10.12.2018

Nach der CDU-Show folgt jetzt der „Show down“ bei der SPD

Sechs Wochen lang hat die CDU die politische Debatte dominiert. Der Rückzug Angela Merkels vom Parteivorsitz, der faire, geradezu vorbildliche Dreikampf von Annegret Kramp-Karrenbauer, Friedrich Merz und Jens Spahn um ihre Nachfolge, der an Spannung kaum zu überbietende Hamburger Parteitag: Neben dieser CDU-Show konnte man fast vergessen, dass es die SPD auch noch gibt.
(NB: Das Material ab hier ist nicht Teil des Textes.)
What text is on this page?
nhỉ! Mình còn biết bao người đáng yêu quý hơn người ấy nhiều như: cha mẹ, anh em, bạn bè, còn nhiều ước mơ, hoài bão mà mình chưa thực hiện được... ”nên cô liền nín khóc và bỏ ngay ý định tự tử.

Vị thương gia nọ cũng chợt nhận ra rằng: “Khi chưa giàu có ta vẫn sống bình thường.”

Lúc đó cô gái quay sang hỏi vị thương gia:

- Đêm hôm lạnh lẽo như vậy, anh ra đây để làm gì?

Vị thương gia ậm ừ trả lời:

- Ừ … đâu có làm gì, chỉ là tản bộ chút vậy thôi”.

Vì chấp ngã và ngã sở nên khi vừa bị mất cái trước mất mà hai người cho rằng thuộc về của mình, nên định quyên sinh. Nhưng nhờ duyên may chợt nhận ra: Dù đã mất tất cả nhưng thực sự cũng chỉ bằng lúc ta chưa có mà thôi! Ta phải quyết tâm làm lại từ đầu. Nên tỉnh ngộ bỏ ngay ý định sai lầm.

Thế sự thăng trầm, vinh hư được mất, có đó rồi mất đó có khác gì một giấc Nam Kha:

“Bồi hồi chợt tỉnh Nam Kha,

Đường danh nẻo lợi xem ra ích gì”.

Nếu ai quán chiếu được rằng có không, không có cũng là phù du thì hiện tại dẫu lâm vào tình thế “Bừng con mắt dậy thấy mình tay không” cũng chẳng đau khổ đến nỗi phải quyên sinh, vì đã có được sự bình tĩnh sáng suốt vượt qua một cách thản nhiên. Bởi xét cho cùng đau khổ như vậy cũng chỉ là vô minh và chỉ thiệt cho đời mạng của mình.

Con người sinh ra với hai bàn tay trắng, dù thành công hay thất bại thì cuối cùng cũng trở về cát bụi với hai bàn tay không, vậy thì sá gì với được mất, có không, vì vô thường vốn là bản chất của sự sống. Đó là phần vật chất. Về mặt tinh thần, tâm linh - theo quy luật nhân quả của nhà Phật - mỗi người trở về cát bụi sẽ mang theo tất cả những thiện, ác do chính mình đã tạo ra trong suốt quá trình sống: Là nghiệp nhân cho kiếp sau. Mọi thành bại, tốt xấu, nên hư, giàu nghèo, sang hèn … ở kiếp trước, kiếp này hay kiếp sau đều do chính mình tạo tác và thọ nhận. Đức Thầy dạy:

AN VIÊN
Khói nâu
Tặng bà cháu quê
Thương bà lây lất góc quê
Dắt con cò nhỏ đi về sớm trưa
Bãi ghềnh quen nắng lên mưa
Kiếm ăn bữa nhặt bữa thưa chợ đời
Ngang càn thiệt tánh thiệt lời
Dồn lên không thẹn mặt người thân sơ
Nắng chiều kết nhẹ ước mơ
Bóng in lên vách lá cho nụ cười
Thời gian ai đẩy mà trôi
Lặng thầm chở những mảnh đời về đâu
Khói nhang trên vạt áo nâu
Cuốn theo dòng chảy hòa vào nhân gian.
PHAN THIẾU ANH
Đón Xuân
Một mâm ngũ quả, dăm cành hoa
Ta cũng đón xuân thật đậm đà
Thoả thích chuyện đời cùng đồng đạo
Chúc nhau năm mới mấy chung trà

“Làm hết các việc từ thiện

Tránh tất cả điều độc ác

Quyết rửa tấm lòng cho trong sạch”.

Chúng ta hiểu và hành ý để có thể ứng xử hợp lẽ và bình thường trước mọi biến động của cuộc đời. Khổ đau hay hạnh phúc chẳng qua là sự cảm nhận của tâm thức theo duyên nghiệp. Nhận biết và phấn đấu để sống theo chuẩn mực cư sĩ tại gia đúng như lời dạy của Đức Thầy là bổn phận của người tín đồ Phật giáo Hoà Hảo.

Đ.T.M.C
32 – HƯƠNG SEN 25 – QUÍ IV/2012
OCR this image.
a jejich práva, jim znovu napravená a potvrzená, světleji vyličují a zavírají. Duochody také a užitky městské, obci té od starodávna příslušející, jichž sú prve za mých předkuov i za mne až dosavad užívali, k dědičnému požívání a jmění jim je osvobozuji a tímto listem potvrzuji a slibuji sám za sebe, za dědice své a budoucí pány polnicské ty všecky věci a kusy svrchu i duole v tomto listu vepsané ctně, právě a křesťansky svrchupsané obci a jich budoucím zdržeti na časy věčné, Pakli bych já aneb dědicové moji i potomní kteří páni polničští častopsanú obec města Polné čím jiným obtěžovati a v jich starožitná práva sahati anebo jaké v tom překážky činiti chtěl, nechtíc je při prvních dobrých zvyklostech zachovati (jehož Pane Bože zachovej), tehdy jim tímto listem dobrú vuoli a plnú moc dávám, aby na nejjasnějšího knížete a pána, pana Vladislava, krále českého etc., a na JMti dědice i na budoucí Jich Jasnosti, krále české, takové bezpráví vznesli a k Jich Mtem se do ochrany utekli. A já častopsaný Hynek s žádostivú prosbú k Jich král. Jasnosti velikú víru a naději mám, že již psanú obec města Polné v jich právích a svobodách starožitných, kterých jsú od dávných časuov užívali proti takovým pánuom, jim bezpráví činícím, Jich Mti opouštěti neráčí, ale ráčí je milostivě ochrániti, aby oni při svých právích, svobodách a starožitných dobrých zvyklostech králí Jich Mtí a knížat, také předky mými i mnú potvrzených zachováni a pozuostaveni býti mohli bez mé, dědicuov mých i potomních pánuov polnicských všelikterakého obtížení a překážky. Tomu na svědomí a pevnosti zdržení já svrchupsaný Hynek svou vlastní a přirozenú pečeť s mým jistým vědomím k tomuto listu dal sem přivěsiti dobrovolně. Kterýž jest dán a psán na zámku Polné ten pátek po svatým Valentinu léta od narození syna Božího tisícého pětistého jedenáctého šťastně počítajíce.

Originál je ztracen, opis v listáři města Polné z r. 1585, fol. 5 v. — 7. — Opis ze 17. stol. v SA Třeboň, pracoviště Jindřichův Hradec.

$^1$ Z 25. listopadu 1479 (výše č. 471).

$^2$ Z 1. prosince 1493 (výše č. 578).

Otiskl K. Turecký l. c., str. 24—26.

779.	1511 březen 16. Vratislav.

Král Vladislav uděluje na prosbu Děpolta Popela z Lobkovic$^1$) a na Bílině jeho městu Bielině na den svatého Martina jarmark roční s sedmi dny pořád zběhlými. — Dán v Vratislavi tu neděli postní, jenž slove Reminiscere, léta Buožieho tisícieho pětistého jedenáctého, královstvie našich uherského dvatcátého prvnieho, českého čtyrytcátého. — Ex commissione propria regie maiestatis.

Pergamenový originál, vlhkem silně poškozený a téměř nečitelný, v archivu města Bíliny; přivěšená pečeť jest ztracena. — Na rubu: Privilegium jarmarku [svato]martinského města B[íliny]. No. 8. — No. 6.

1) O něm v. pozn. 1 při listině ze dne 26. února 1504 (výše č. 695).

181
Die CDU hat sich neu aufgestellt, hat mit AKK eine Kanzlerkandidatin für die Zeit nach Merkel. Doch rückt jetzt wieder die SPD in den Mittelpunkt des Interesses. Genauer: Die Frage, ob die zweite, einst große Volkspartei sich halbwegs berappeln kann? Oder ob die inzwischen mit der AfD um Platz drei im Parteiensystem kämpfenden Sozialdemokraten ihre Selbstzerstörung fortsetzen. Ihr Schicksalstag wird wohl der 26. Mai 2019 sein, der Tag der Europawahl.

Von den 27 Prozent, die die SPD vor fünf Jahren mit dem europäischen Spitzenkandidaten Martin Schulz erreichte, träumt bei den Genossen niemand mehr. Im Willy-Brandt-Haus befürchten nicht wenige dagegen ein Desaster bayerischen Ausmaßes: ein einstelliges SPD-Ergebnis. Denn bei Europawahlen neigen viele Wähler dazu, ihren Stimmungen freien Lauf zu lassen, Denkzettel zu verteilen oder mit ihrer Stimme zu experimentieren. Da es dabei nicht um Regierungsbündnisse geht, ist die Wahlbeteiligung vergleichsweise niedrig. Das schadet den „Großen“ und begünstigt die AfD ebenso alle obskuren Splitterparteien. Da kann sich eine SPD, die im Bund bei 13 bis 14 Prozent rangiert, ganz schnell bei 9 Prozent wiederfinden. Es wäre der Anfang vom Ende.

Ein katastrophales SPD-Ergebnis im Mai bedeutete in jedem Fall das Ende der Partei- und Fraktionsvorsitzenden Andrea Nahles. Es bedeutete auch das Ende der Großen Koalition. Dann würden die Sozialdemokraten die für den Herbst 2019 mit der CDU/CSU verabredete „Evaluierung“ der GroKo vorziehen und zu dem Ergebnis kommen, dass ein Weitermachen für sie nicht in Frage kommt. Die SPD würde zur „loose canon“ im System, zu unberechenbaren, irrlichternden Kraft.

Mancher mag sich derzeit der Hoffnung hingeben, mit der Neuaufstellung der CDU habe sich die politische Lage stabilisiert. Das könnte sich am 26. Mai nächsten Jahres als Trugschluss erweisen. Denn die SPD ist auch noch da - als Risikofaktor und nicht mehr als Stabilitätsgarant.

Veröffentlicht auf www.focus.de am 10. Dezember 2018.